The Danish language and UUIDs
I noticed that the UUID for a developer account I was prefixed with cafe
. Showing the coincidence to a colleague, he asked “I wonder how many words of the danish language could be spelled using ABCDEF. I’m going to find out.
The danish language
I have a copy of the danish dictionary 2019 lying around (turns out you can get it for free if you ask nicely).

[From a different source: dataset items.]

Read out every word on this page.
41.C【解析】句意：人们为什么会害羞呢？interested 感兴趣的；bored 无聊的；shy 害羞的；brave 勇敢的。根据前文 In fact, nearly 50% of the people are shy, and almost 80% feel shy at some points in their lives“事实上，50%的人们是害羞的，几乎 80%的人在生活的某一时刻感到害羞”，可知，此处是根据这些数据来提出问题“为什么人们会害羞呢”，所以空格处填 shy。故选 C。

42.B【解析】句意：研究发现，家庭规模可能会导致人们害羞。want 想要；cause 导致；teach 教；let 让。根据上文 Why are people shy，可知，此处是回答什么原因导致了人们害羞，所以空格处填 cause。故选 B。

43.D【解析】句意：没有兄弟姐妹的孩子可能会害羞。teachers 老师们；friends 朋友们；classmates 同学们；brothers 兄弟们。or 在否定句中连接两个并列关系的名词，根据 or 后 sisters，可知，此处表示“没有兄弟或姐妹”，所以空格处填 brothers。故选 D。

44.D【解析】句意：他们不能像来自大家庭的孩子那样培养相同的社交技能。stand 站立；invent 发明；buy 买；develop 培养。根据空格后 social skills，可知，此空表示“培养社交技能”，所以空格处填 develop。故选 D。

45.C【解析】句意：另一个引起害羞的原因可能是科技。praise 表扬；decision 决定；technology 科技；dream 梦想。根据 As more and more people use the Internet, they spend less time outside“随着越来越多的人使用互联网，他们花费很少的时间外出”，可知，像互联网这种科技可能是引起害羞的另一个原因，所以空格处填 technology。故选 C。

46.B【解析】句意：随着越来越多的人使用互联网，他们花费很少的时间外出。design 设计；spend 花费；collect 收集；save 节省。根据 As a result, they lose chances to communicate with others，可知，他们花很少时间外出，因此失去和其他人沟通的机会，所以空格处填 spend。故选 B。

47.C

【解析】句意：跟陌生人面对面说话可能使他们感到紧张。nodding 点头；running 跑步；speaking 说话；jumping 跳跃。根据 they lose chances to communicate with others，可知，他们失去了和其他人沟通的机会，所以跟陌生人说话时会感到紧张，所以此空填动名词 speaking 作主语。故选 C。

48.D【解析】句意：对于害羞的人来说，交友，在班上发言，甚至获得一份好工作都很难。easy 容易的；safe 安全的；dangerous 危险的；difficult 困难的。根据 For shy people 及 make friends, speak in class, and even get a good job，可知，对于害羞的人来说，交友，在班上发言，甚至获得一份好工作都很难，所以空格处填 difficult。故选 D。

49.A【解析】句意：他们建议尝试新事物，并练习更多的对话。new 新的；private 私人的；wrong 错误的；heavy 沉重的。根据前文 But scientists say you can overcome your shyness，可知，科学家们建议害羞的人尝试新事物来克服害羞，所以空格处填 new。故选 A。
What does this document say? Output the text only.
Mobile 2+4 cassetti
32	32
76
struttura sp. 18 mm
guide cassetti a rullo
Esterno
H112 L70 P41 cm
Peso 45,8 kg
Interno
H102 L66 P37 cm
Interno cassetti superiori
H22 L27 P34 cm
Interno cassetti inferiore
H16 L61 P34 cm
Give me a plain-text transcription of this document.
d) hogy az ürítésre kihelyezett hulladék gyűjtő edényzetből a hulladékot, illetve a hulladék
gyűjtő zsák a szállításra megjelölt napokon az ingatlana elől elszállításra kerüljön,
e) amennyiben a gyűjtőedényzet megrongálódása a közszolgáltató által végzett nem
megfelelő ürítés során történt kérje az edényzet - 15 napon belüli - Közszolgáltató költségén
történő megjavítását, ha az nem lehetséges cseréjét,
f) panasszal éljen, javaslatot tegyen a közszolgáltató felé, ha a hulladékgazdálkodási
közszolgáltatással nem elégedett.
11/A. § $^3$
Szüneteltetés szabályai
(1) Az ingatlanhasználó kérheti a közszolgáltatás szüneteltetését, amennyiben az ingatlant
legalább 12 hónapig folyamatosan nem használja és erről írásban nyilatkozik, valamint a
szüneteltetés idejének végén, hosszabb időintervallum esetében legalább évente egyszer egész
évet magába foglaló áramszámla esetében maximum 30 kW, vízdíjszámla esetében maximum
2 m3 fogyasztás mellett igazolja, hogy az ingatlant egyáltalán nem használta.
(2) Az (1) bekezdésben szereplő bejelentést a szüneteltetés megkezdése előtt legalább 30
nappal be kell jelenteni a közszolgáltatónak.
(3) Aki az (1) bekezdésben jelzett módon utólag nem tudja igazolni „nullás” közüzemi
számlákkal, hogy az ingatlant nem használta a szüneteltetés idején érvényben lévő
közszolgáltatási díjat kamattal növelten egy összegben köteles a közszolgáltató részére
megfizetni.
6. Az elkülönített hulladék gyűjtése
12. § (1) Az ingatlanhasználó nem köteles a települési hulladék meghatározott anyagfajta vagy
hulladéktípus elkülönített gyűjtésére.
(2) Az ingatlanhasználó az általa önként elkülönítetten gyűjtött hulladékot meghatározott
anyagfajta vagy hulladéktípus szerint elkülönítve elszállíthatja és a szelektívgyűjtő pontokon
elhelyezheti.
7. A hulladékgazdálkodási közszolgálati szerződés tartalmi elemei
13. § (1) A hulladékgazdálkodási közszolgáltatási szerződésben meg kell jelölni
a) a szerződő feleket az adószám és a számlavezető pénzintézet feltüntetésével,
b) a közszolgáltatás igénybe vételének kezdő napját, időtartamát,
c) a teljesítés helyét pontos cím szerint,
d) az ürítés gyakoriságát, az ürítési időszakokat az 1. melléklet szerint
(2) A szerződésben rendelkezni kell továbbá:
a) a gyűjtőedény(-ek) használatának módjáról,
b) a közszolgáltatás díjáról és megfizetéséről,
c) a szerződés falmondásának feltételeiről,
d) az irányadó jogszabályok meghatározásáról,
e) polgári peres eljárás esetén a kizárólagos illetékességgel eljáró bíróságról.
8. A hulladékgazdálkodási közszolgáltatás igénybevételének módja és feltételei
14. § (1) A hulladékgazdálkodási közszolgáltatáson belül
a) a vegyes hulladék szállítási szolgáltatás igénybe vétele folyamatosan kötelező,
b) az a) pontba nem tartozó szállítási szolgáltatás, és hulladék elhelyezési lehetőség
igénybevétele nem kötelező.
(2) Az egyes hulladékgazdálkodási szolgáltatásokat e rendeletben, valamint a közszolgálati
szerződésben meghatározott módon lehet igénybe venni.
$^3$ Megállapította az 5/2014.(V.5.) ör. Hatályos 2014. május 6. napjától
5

First, let’s load it as see what we have here.
import re
import pandas as pd
dictionary = pd.read_csv("RO2012 fuldformer 2019.txt", delimiter=";")
dictionary
Grundform | Bøjning | Type | |
---|---|---|---|
0 | 1. A | A | sb. |
1 | 1. A | A'et | sb. |
2 | 1. A | A'ets | sb. |
3 | 1. A | A's | sb. |
4 | 1. A | A'erne | sb. |
... | ... | ... | ... |
412796 | åsyn | åsyns | sb. |
412797 | åsyn | åsynene | sb. |
412798 | åsyn | åsynenes | sb. |
412799 | åsyn | åsyn | sb. |
412800 | åsyn | åsyns | sb. |
412801 rows × 3 columns
dictionary.nunique()
Grundform 64978
Bøjning 388378
Type 32
dtype: int64
It seems like there’s around 65 thousand words in their base form in the dictionary, and some words are counted more than once. I guess they are listed for each meaning they might have, for example seas have and to have at have.
UUID
The format of the textual representation of a UUID poses some limits on word length (32 hexadecimal digits, hyphens that split up the string into 8-4-4-4-12 and so on), I will count words in the dictionary that only consist of the following:
- Letters a, b, c, d, e & f
- Digits 0 through 9
On to the query:
words = set(dictionary['Bøjning'].to_numpy())
regex = r"[a-fA-F0-9]"
count = 0
matched = []
for word in words:
matches = re.finditer(regex, word)
if len(tuple(matches)) == len(word):
count += 1
matched.append(word)
matched
['EA',
'feed',
'b',
'ebbede',
'badede',
'bed',
'F',
'abe',
'affede',
'dB',
'c',
'C',
'fa',
'abbed',
'affedede',
'dada',
'a',
'ab',
'aede',
'ED',
'cad',
'ad',
'ea',
'AF',
'e',
'fade',
'AD',
'edb',
'De',
'af',
'EDB',
'fadede',
'BA',
'E',
'fede',
'da',
'facade',
'abede',
'DAB',
'de',
'abc',
'eb',
'fad',
'bede',
'B',
'ae',
'ed',
'D',
'f',
'fedede',
'ABC',
'fe',
'CD',
'cd',
'dab',
'fed',
'affed',
'CAD',
'd',
'bade',
'bebe',
'ba',
'EF',
'ebbe',
'A',
'bad']
len(matched)
66
I guess the answer can almost fit on your screen. 66 words.